Die Wissenschaftler konnten auf ihre weltweit größte Analyse von Transplantationsdaten, die "Collaborative Transplant Study" zurückgreifen, an der 245 Transplantationszentren teilnehmen. Es wurden Daten von rund 4.000 Nierentransplantationen zwischen HLA-identischen Geschwistern ausgewertet, von denen etwa ein Viertel ihr transplantiertes Organ durch Abstoßung verloren haben. Der Transplantatverlust durch Abstoßung war abhängig von der Präsenz lympho-zytotoxischer Antikörper, von Proteinen, die vor der Transplantation im Serum der Patienten gemessen werden und für bestimmte Immunzellen, die Lymphozyten, toxisch sind. Bisher hatte man geglaubt, dass diese Antikörper ausschließlich mit HLA-Strukturen auf den Lymphozyten reagieren.
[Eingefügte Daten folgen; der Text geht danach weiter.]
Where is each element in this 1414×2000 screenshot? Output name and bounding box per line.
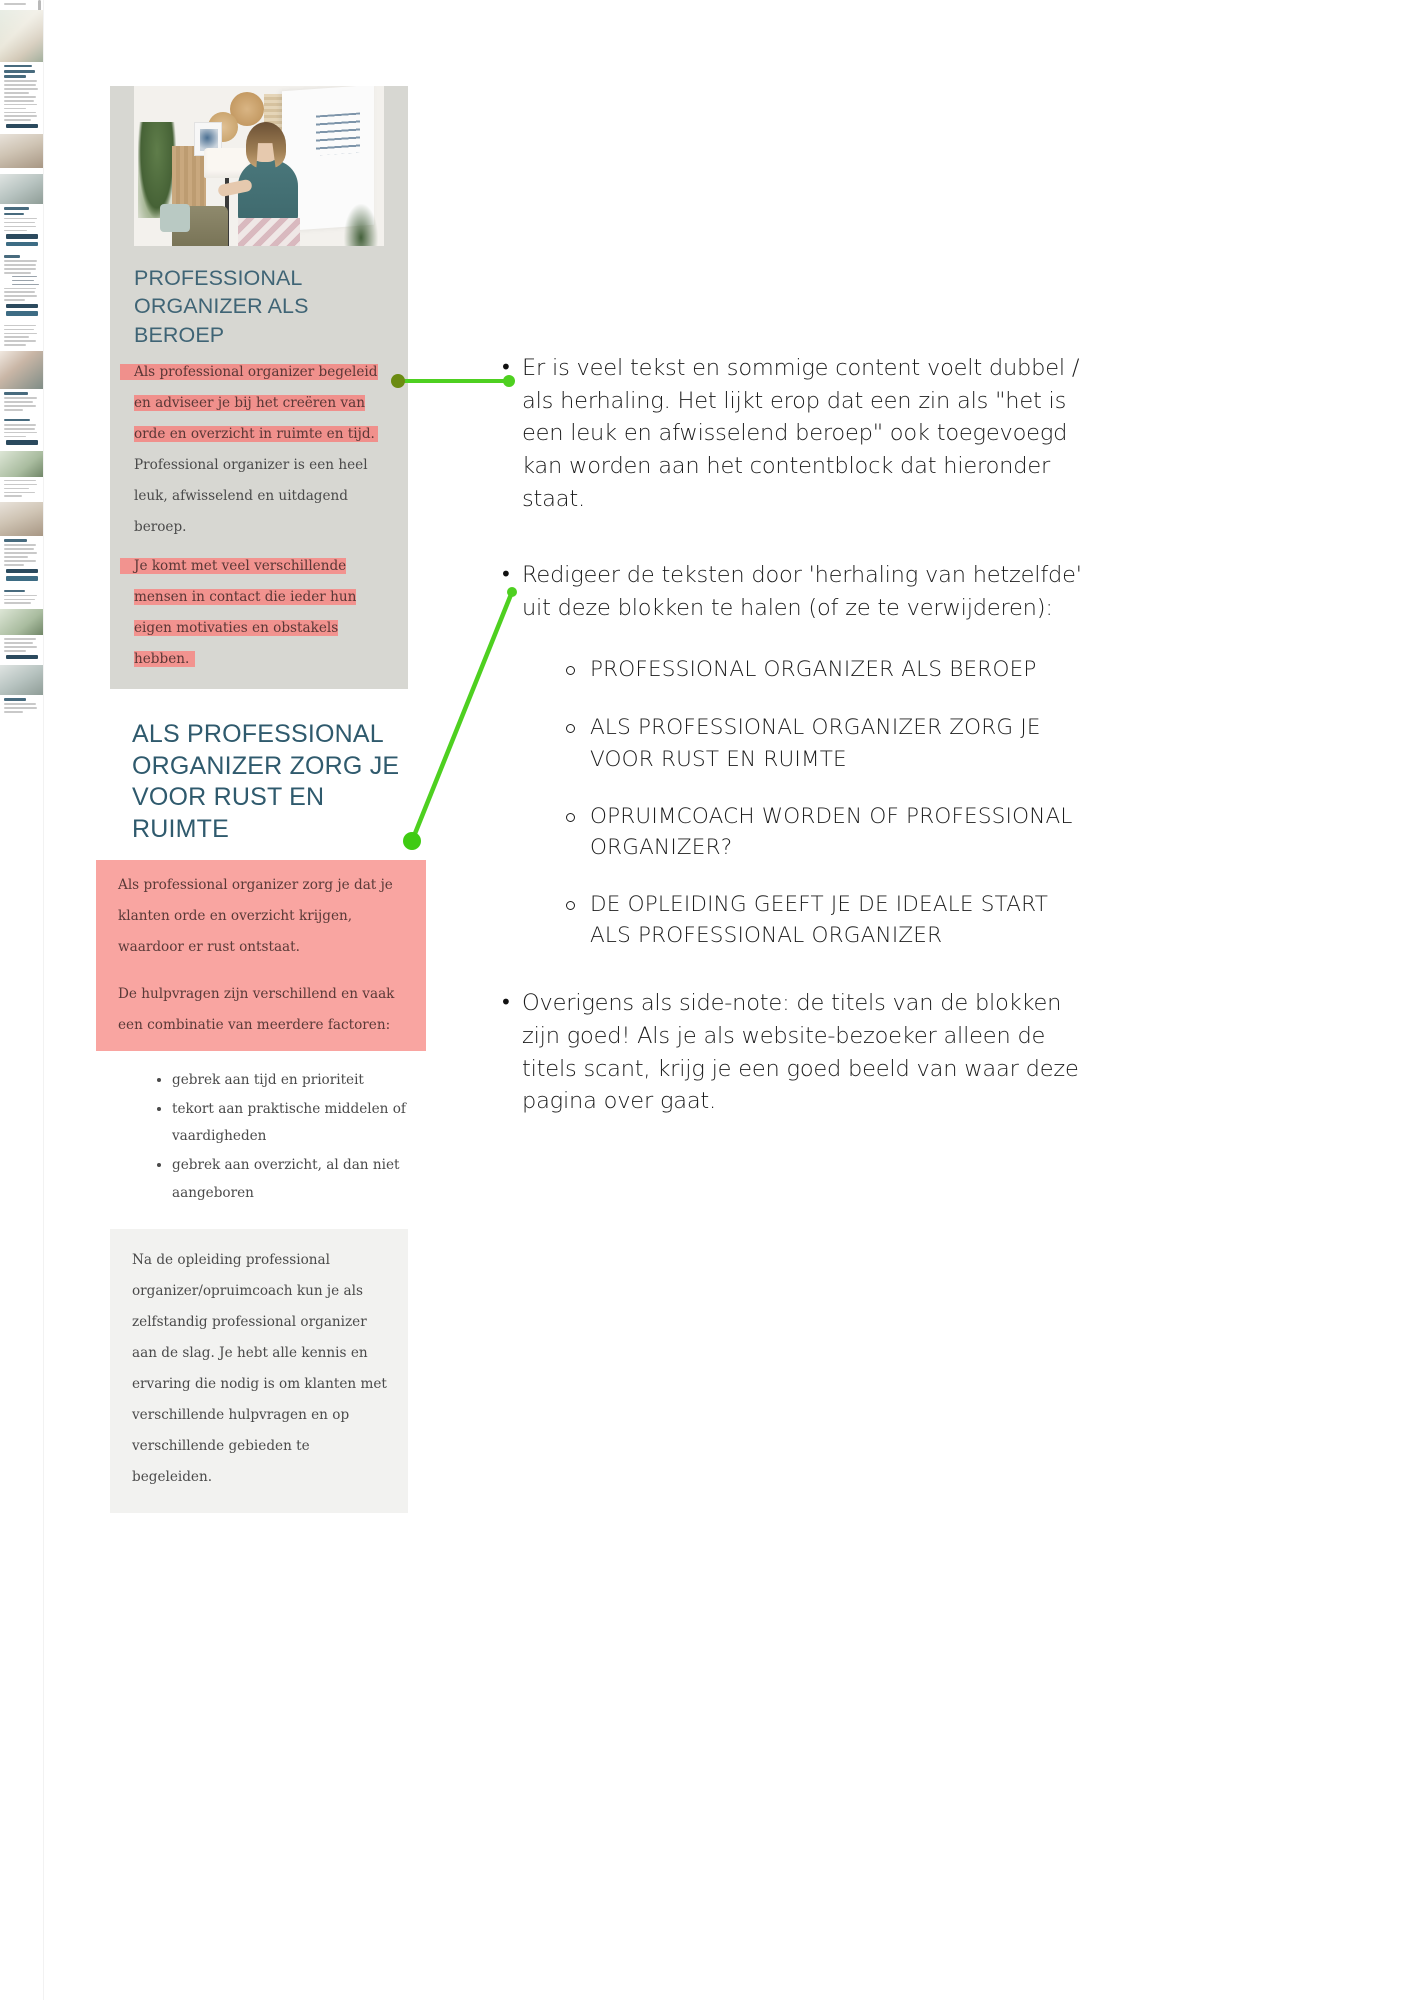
note-sub-item: OPRUIMCOACH WORDEN OF PROFESSIONAL ORGAN…: [566, 801, 1090, 863]
heading-professional-organizer-als-beroep: PROFESSIONAL ORGANIZER ALS BEROEP: [134, 266, 309, 347]
thumbnail-image: [0, 502, 43, 537]
hollow-bullet-icon: [566, 654, 590, 686]
paragraph-na-de-opleiding: Na de opleiding professional organizer/o…: [110, 1228, 408, 1513]
list-item: tekort aan praktische middelen of vaardi…: [172, 1096, 408, 1150]
highlight-block-rust-en-ruimte: Als professional organizer zorg je dat j…: [96, 859, 426, 1051]
thumbnail-image: [0, 609, 43, 636]
note-text-1: Er is veel tekst en sommige content voel…: [522, 355, 1080, 512]
note-sub-item: ALS PROFESSIONAL ORGANIZER ZORG JE VOOR …: [566, 712, 1090, 774]
note-item-1: • Er is veel tekst en sommige content vo…: [500, 352, 1090, 515]
content-block-beroep: PROFESSIONAL ORGANIZER ALS BEROEP Als pr…: [110, 86, 408, 689]
paragraph-contact: Je komt met veel verschillende mensen in…: [110, 551, 408, 675]
hollow-bullet-icon: [566, 712, 590, 744]
thumbnail-image: [0, 174, 43, 205]
thumbnail-image: [0, 665, 43, 696]
list-item: gebrek aan tijd en prioriteit: [172, 1067, 408, 1094]
list-item: gebrek aan overzicht, al dan niet aangeb…: [172, 1152, 408, 1206]
paragraph-beroep-rest: Professional organizer is een heel leuk,…: [134, 457, 368, 536]
highlight-duplicate-text-2: Je komt met veel verschillende mensen in…: [134, 558, 357, 667]
thumbnail-section: [0, 0, 43, 169]
captured-webpage-screenshot: PROFESSIONAL ORGANIZER ALS BEROEP Als pr…: [96, 48, 426, 1513]
annotated-screenshot-page: PROFESSIONAL ORGANIZER ALS BEROEP Als pr…: [0, 0, 1414, 2000]
thumbnail-navbar: [0, 0, 43, 10]
note-sub-item: PROFESSIONAL ORGANIZER ALS BEROEP: [566, 654, 1090, 686]
note-sub-list: PROFESSIONAL ORGANIZER ALS BEROEP ALS PR…: [566, 654, 1090, 951]
note-bullet-icon: •: [500, 355, 512, 379]
organizer-photo: [134, 86, 384, 246]
note-text-3: Overigens als side-note: de titels van d…: [522, 990, 1079, 1115]
thumbnail-image: [0, 351, 43, 390]
arrow-line-2: [409, 591, 515, 842]
thumbnail-image: [0, 450, 43, 477]
note-sub-text: ALS PROFESSIONAL ORGANIZER ZORG JE VOOR …: [590, 715, 1041, 772]
page-thumbnail-strip[interactable]: [0, 0, 44, 2000]
note-sub-item: DE OPLEIDING GEEFT JE DE IDEALE START AL…: [566, 889, 1090, 951]
pink-paragraph-1: Als professional organizer zorg je dat j…: [118, 876, 393, 955]
hollow-bullet-icon: [566, 889, 590, 921]
paragraph-beroep: Als professional organizer begeleid en a…: [110, 357, 408, 543]
thumbnail-hero-image: [0, 9, 43, 62]
note-sub-text: OPRUIMCOACH WORDEN OF PROFESSIONAL ORGAN…: [590, 803, 1073, 860]
note-item-3: • Overigens als side-note: de titels van…: [500, 987, 1090, 1118]
note-bullet-icon: •: [500, 990, 512, 1015]
note-item-2: • Redigeer de teksten door 'herhaling va…: [500, 559, 1090, 977]
heading-als-professional-organizer-zorg: ALS PROFESSIONAL ORGANIZER ZORG JE VOOR …: [132, 719, 400, 844]
annotation-notes-column: • Er is veel tekst en sommige content vo…: [500, 352, 1090, 1162]
hulpvragen-bullet-list: gebrek aan tijd en prioriteit tekort aan…: [110, 1067, 408, 1207]
note-sub-text: DE OPLEIDING GEEFT JE DE IDEALE START AL…: [590, 892, 1049, 949]
hollow-bullet-icon: [566, 801, 590, 833]
pink-paragraph-2: De hulpvragen zijn verschillend en vaak …: [118, 985, 395, 1033]
thumbnail-image: [0, 134, 43, 169]
highlight-duplicate-text-1: Als professional organizer begeleid en a…: [134, 364, 378, 443]
note-bullet-icon: •: [500, 562, 512, 587]
note-sub-text: PROFESSIONAL ORGANIZER ALS BEROEP: [590, 657, 1037, 683]
note-text-2: Redigeer de teksten door 'herhaling van …: [522, 562, 1082, 621]
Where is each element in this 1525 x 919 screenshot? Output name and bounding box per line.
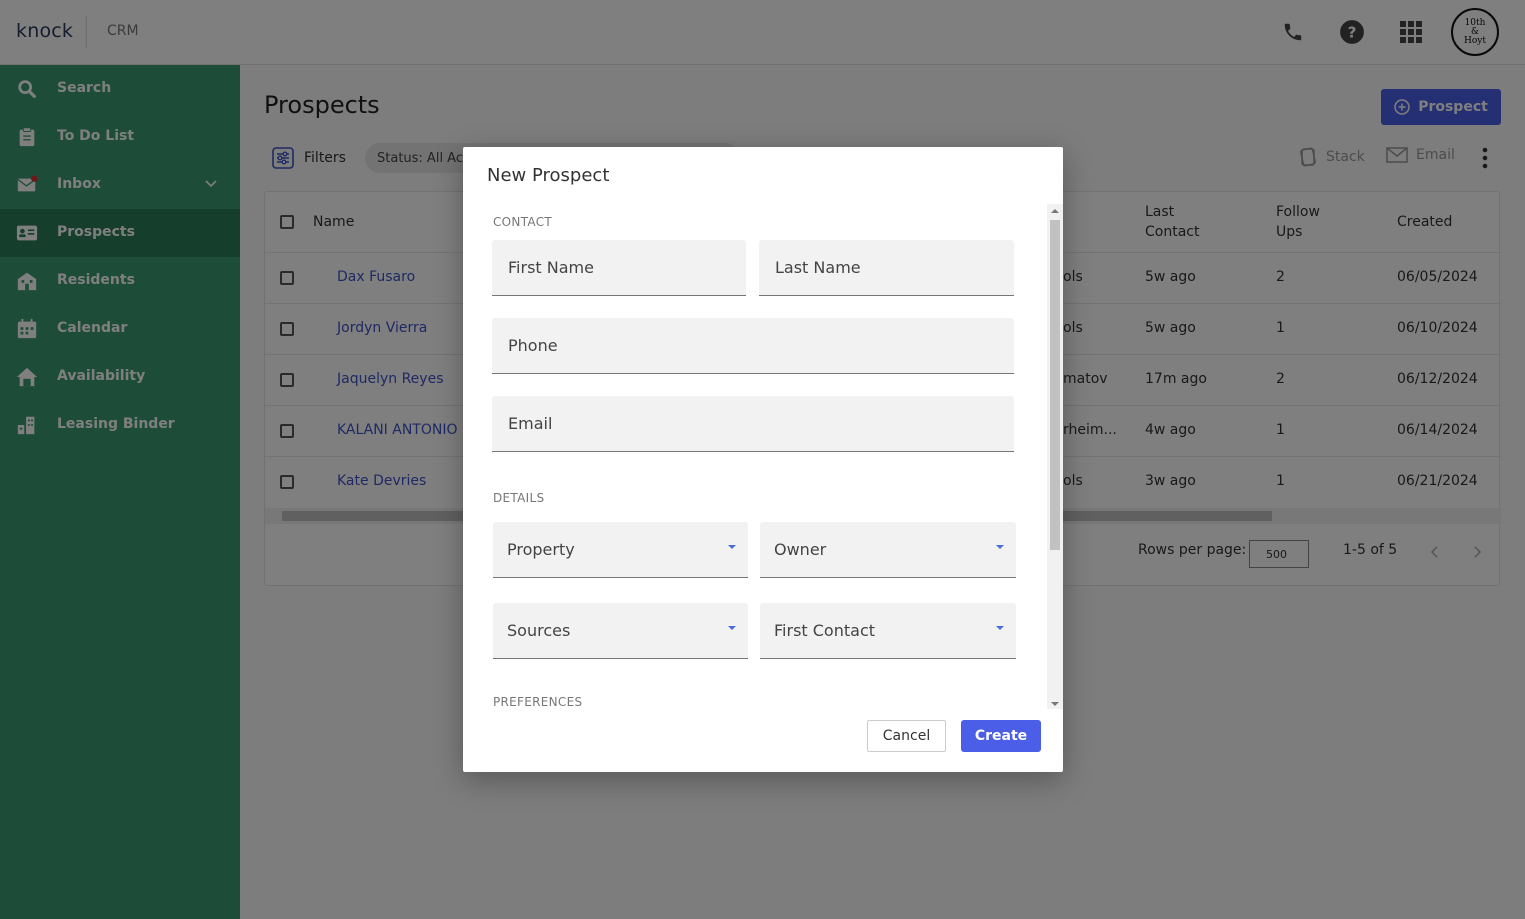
- dropdown-caret-icon: [996, 626, 1004, 630]
- scroll-up-arrow-icon[interactable]: [1051, 209, 1059, 213]
- dropdown-caret-icon: [996, 545, 1004, 549]
- dialog-title: New Prospect: [487, 165, 610, 186]
- phone-input[interactable]: [492, 318, 1014, 373]
- property-select-label: Property: [507, 540, 575, 559]
- section-preferences: PREFERENCES: [493, 695, 583, 709]
- first-contact-select-label: First Contact: [774, 621, 876, 640]
- dropdown-caret-icon: [728, 626, 736, 630]
- first-contact-select[interactable]: First Contact: [760, 603, 1016, 659]
- first-name-input[interactable]: [492, 240, 746, 295]
- cancel-button[interactable]: Cancel: [867, 720, 946, 752]
- phone-field[interactable]: [492, 318, 1014, 374]
- scrollbar-thumb[interactable]: [1050, 220, 1060, 550]
- last-name-input[interactable]: [759, 240, 1014, 295]
- first-name-field[interactable]: [492, 240, 746, 296]
- owner-select[interactable]: Owner: [760, 522, 1016, 578]
- owner-select-label: Owner: [774, 540, 827, 559]
- dialog-vertical-scrollbar[interactable]: [1047, 204, 1063, 709]
- email-field[interactable]: [492, 396, 1014, 452]
- section-contact: CONTACT: [493, 215, 553, 229]
- email-input[interactable]: [492, 396, 1014, 451]
- property-select[interactable]: Property: [493, 522, 748, 578]
- scroll-down-arrow-icon[interactable]: [1051, 702, 1059, 706]
- create-button[interactable]: Create: [961, 720, 1041, 752]
- section-details: DETAILS: [493, 491, 545, 505]
- last-name-field[interactable]: [759, 240, 1014, 296]
- sources-select[interactable]: Sources: [493, 603, 748, 659]
- sources-select-label: Sources: [507, 621, 571, 640]
- new-prospect-dialog: New Prospect CONTACT DETAILS Property Ow…: [463, 147, 1063, 772]
- dropdown-caret-icon: [728, 545, 736, 549]
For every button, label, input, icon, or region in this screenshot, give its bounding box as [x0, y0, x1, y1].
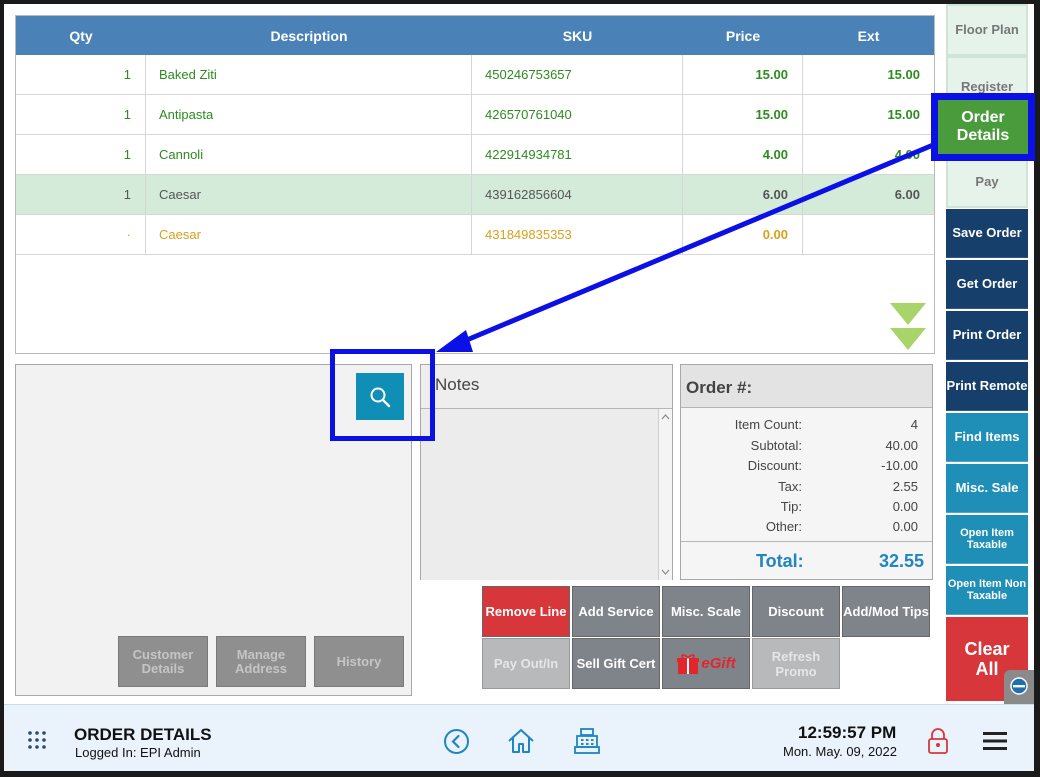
annotation-arrow-icon [436, 137, 946, 352]
order-details-label: Order Details [938, 100, 1028, 154]
annotation-order-details-callout: Order Details [931, 93, 1035, 161]
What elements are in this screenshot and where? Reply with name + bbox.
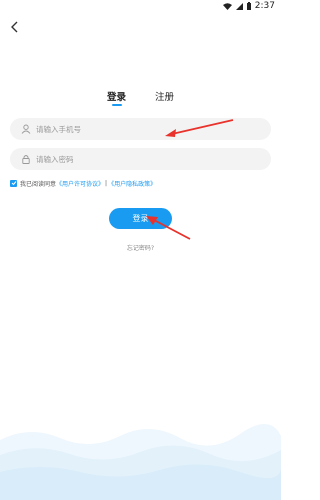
password-placeholder: 请输入密码 [36, 154, 74, 164]
login-button[interactable]: 登录 [109, 208, 172, 229]
lock-icon [20, 153, 32, 165]
forgot-password-link[interactable]: 忘记密码? [0, 243, 281, 252]
signal-icon [235, 2, 243, 10]
active-tab-indicator [112, 104, 122, 106]
auth-tabs: 登录 注册 [0, 89, 281, 109]
password-input[interactable]: 请输入密码 [10, 148, 271, 170]
status-time: 2:37 [254, 1, 275, 11]
wifi-icon [222, 2, 232, 10]
tab-login[interactable]: 登录 [107, 89, 126, 103]
agreement-row: 我已阅读同意 《用户许可协议》 | 《用户隐私政策》 [10, 179, 156, 188]
status-bar: 2:37 [0, 0, 281, 12]
tab-register[interactable]: 注册 [155, 89, 174, 103]
agreement-checkbox[interactable] [10, 180, 17, 187]
battery-icon [246, 2, 251, 10]
back-arrow-icon [10, 18, 18, 37]
privacy-policy-link[interactable]: 《用户隐私政策》 [108, 179, 156, 188]
decorative-waves [0, 423, 281, 500]
phone-placeholder: 请输入手机号 [36, 124, 81, 134]
user-icon [20, 123, 32, 135]
back-button[interactable] [8, 20, 20, 34]
user-license-link[interactable]: 《用户许可协议》 [56, 179, 104, 188]
phone-input[interactable]: 请输入手机号 [10, 118, 271, 140]
check-icon [11, 180, 17, 188]
agreement-prefix: 我已阅读同意 [20, 181, 57, 188]
agreement-separator: | [105, 180, 108, 187]
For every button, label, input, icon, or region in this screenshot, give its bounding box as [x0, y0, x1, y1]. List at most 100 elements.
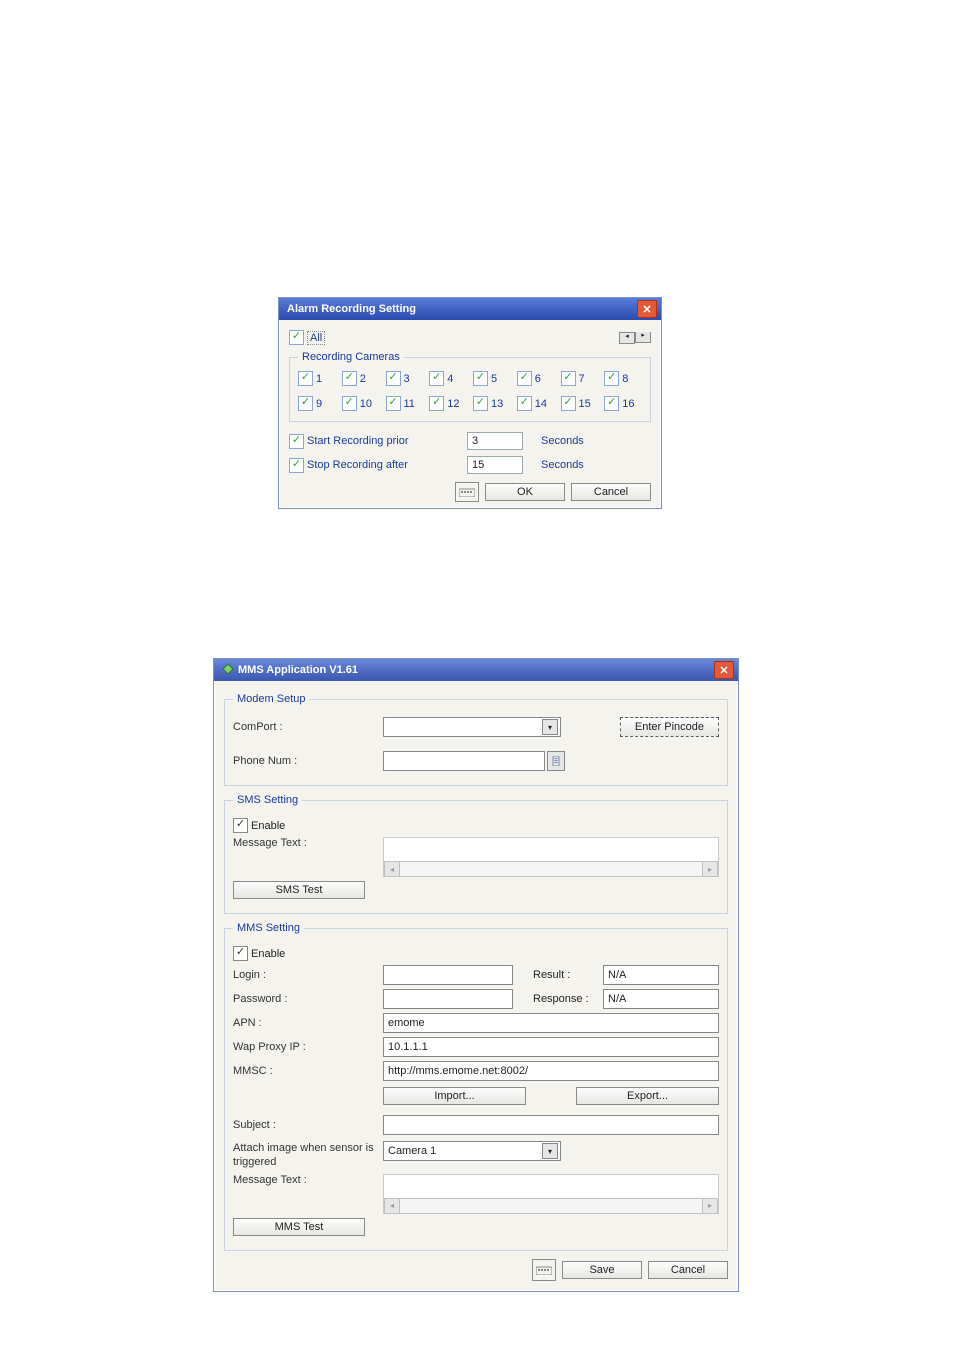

Ein Teil dieser Antikörper muss sich gegen andere Gewebestrukturen auf den Zellen als die bekannten HLA-Antigene richten, denn HLA-identische Geschwister haben identische HLA-Antigene. Entweder induzieren die noch nicht identifizierten Antikörper selbst eine Abstoßung des Organs oder sie sind ein Indikator dafür, dass der Patient ein besonders aktives Immunsystem hat, das durch Reaktionen gegen non-HLA Antigene eine Abstoßung bewirken kann.